While Aribo’s now widespread versatility means he can operate in a midfield pairing — see Nigeria —, in his most natural position as one of the midfielders on either side of a defensive midfielder in a 4-3-3 or further forward in the same formation, his inclination to operate in the half-spaces suggests Southampton’s primary approach fits his profile.

“[Hasenhuttl] asked me where I prefer to play most. I told him just behind the striker in a right-forward position,” Aribo stated after his switch.“He said it’s really good that I said that to him and not another position, so we’ve had a lot of chats about it. It’s a nice feeling to know that the manager has high hopes for you.”
The Austrian further explained how his side would be beneficiaries of the Nigerian’s creativity and it is not hard to understand why.
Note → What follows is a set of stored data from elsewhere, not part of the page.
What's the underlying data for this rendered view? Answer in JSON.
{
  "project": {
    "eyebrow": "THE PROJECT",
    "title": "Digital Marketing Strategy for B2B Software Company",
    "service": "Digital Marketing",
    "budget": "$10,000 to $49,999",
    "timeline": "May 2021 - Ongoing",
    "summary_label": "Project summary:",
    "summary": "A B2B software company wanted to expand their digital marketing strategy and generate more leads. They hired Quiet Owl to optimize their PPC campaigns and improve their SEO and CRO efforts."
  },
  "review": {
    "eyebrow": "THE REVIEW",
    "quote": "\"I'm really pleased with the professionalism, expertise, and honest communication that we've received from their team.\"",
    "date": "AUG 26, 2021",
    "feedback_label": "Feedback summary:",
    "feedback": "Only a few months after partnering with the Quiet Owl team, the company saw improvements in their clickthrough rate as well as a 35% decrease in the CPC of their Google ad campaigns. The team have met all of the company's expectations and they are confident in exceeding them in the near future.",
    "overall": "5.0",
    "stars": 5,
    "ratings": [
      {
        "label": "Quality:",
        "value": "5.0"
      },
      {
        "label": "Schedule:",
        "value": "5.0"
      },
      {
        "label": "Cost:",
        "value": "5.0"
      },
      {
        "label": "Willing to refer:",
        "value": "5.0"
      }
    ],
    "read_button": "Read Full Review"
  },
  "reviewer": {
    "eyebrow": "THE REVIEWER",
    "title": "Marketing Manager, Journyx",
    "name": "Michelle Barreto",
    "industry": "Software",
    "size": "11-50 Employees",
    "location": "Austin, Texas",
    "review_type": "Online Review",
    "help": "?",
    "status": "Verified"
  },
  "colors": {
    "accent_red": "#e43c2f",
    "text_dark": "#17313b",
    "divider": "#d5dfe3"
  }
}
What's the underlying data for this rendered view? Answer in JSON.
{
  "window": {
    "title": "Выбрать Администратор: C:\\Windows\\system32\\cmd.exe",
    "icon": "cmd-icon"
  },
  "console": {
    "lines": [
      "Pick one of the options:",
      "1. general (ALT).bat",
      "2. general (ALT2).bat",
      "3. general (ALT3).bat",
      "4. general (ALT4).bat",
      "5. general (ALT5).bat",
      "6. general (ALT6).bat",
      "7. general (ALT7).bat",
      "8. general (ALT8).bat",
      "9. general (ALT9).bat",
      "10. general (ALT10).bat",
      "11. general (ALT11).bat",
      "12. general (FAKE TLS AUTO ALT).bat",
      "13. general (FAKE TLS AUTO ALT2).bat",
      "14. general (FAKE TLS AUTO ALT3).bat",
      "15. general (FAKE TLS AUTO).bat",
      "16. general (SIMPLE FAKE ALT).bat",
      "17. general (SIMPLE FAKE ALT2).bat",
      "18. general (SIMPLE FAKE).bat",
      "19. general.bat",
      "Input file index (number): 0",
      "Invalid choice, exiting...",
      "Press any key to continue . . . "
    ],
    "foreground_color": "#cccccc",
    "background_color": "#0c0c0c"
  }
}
James Ward-Prowse largely carried the can for the South Coast outfit last season, creating 70 chances for teammates, with Oriel Romeu (35) and Nathan Redmond (34) following the Saints captain.

Their volume of Shot-Creating Actions surpassed every teammate and the England international ranked second to Redmond for SCAs per 90, although dead-balls made up the majority of the midfielder’s return.
Southampton produced 60 openings termed big chances last term — 13th in the Premier League — and it was telling that no player crossed double figures, with Ward-Prowse’s eight outdoing his colleagues.

Aribo fashioned more clear-cut openings than any teammate in Rangers’ commendable Europa League run last season where he outdid his teammates for Expected Assists (xA) and xA per 90 as the ‘Gers made it to the final.

In the Scottish Premiership, only two teammates created more big chances than the London-born midfield man, who did his fair share of crafting openings for his colleagues.

“Joe is a player with many qualities to his game, and we believe he can bring energy and creativity to our side,” Hasenhuttl remarked. “Feeling comfortable in so many different positions is very helpful for a manager and shows he has a high level of football intelligence, with the ability to take on new information quickly.
“His performances in the Europa League prove he has the quality to play in the Premier League.”

Throw in Aribo’s durability, positive ball-carrying, an inclination to be involved in the backend of moves and intensity off the ball that goes unnoticed and Southampton have a player ready to take his game to the next level.

The Nigerian has stated his ambition to thrive in the big time, and he now has to walk the talk in the forthcoming Premier League season.